Best posts for a book?

I'm currently compiling some of my Mormon-themed short stories, essays, poems, plays, screenwriting, and criticism into a book draft. I'm not entirely sure who would print the book yet, but I'm pretty sure at least a few hundred people would buy it.

I'd like to include a brief section with maybe ten of the short pieces in this blog. Any suggestions on which of these "midrashim" would be best for a book?

Wednesday, September 8, 2010

Reed -- Ps. 27: 4

"One thing have I desired of the Lord, that will I seek after; that I may dwell in the house of the Lord all the days of my life, to behold the beauty of the Lord, and to enquire in his temple." (Ps. 27: 4)

When I was 18, I visited the Orem, UT ward I'd grown up in for the first time in six years. Those six years had changed a lot: a tight subdivision of condos had replaced what used to be orchards at the end of the once-dead-end street I grew up on, so the ward had a lot of new people I didn't know. Also: I was at least a foot taller and had grown long hair and beard, which made the child in me a little hard to notice on an impromptu visit.

The first person to recognize me, despite all the differences, was my childhood friend Reed. Most of my old friends had moved away to college by then, but Reed has Down Syndrome and still lived with his parents. The beard and hair didn't fool him one bit: he knew me on the very first glance, whispered across the chapel "James!"

A few years later, I got word that Reed was serving a church service mission and wrote him a letter. He wrote back. I didn't talk to him for quite a while after that, but would think of him sometimes, tell my wife about him when we'd pass my old neighborhood.

Today, I went to the church distribution store to pick up some things for my younger brother, who is currently in the Missionary Training Center. A man in the store looked like Reed's dad, but I shrugged it off as nostalgia playing with my perceptions. But then next to him was Reed, and I knew Reed for sure right away.

We talked. He'd been on another church service mission, this one with his parents to the Nauvoo Temple. He'd loved it, but didn't miss it much because he serves every Saturday morning in the Mount Timpanogos Temple as an ordinance worker. Maybe I should try to come when he's there, I said. Yes, said Reed. And say hi to your brother Stephen, who I used to play soccer with, he added.

I kept asking Reed questions about his life then, because I've missed the way he talks. He's got a nice, gentle way about him and he obviously loves his life so much.

A part of me thinks maybe even the temple is a little holier because Reed serves in it.

Another part of me thinks: it's so good God gave us temples, so that there's a place for Reed to serve so meaningfully.

Wednesday, September 1, 2010

If it felt so right, why did it turn out wrong? -- Matt 2: 1-2

"Now when Jesus was born in Bethlehem of Judaea in the days of Herod the king, behold, there came wise men from the east to Jerusalem,
Saying, Where is he that is born King of the Jews? for we have seen his star in the east, and are come to worship him." (Matt 2: 1-2)
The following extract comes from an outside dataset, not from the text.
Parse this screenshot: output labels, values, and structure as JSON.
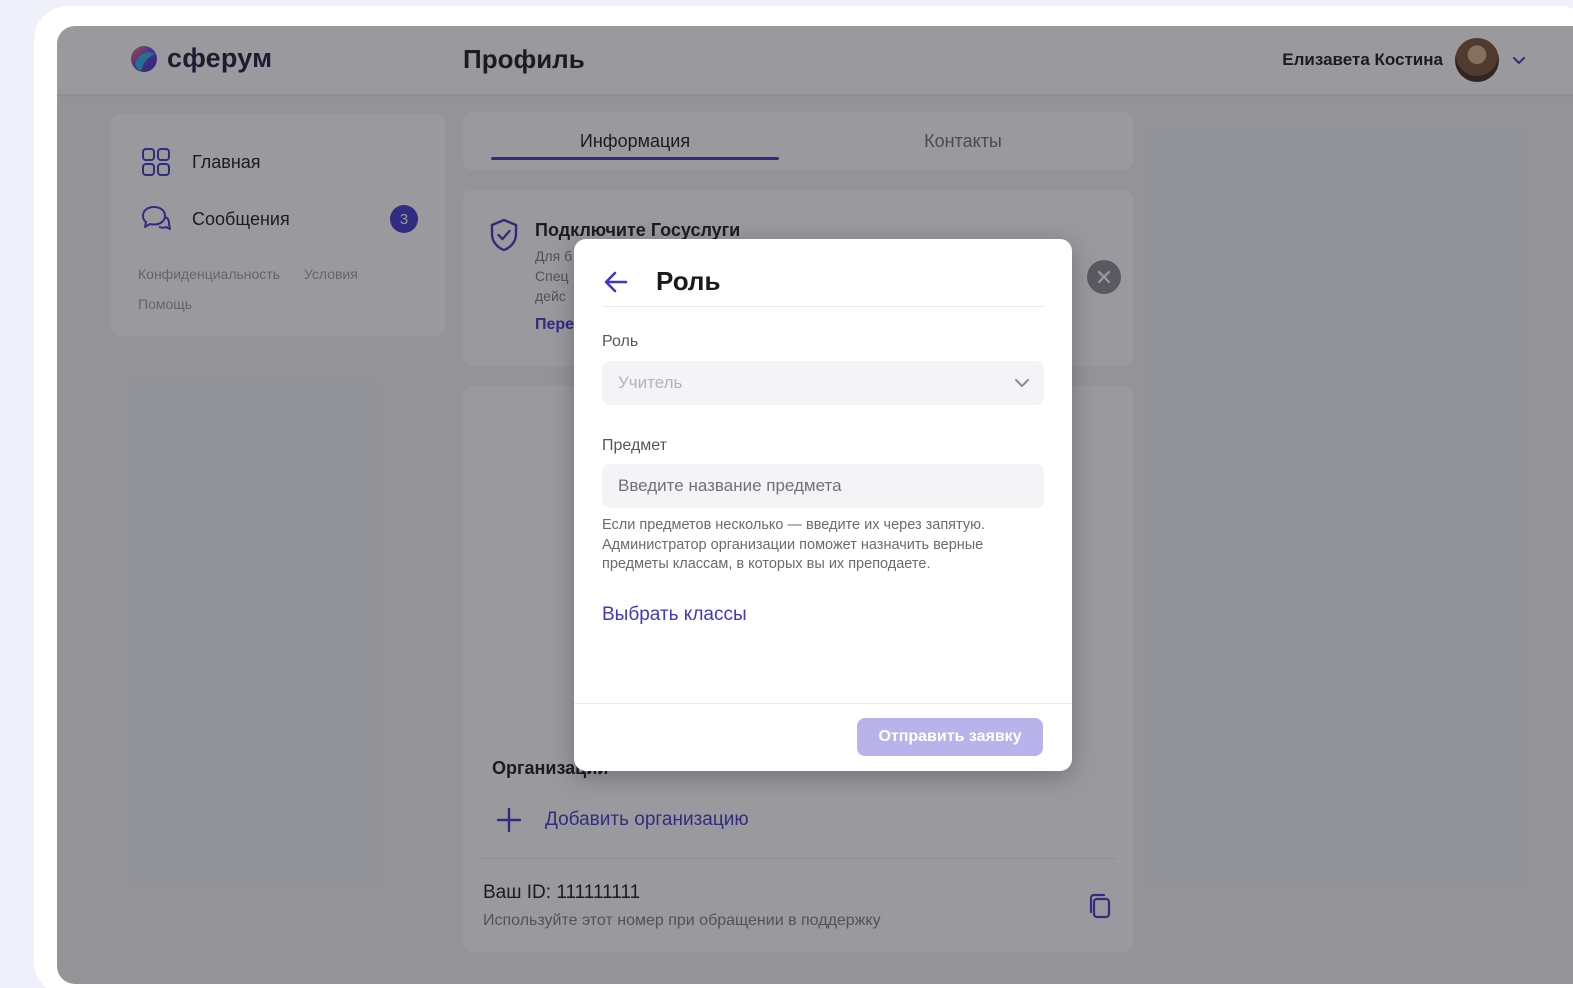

Could there be any doubt that the star they'd seen was most unusual? Could any of them question what he had felt on seeing that star, the way he'd simply known that this signified the coming of a very special Jewish their fathers had been hearing about since the days when Daniel served Darius?

A wise man knows that knowledge comes and goes, but that experience of spiritual certainty was more than ordinary knowledge. A wise man knows that some feelings are worth following across the desert, are worth giving up wealth to purchase frankincense, gold, myrrh. Those wise men knew that seeing that star meant they should drop everything and see the King of Israel's newborn son.

So they sold possessions. They bought the best presents and provisions for the journey. These easterners traveled west in past the borders of the Roman Empire, farther west than they'd ever been before, and found--nothing. There was Herod, yes, this was Jerusalem, sure enough. But no crying baby. Not even a toddler crawling around the floor. They'd been wrong, absolutely wrong. It was obvious--no king had been born in this house; there was nothing any star could do to change the reality that was right before their eyes!

"Can I help you?" said Herod.

And they were about to shrug, turn around, hang their heads, head home. About to stop watching fickle stars now and forever. About to forget the whole delusion that is Hope, about to give up their wisdom for good old realism and practicality.

But then one of them said, "Where is he that is born King of the Jews?"

And the others chimed in, "We saw the star. We know we saw the star. If he isn't here, where exactly can we go to find and worship him?"

Maybe the stars don't lie. Maybe the feelings we've felt are worth crossing the desert for really are worth every sacrifice.

Oh, but all that doesn't make it easy to follow God past so many of our assumptions and expectations!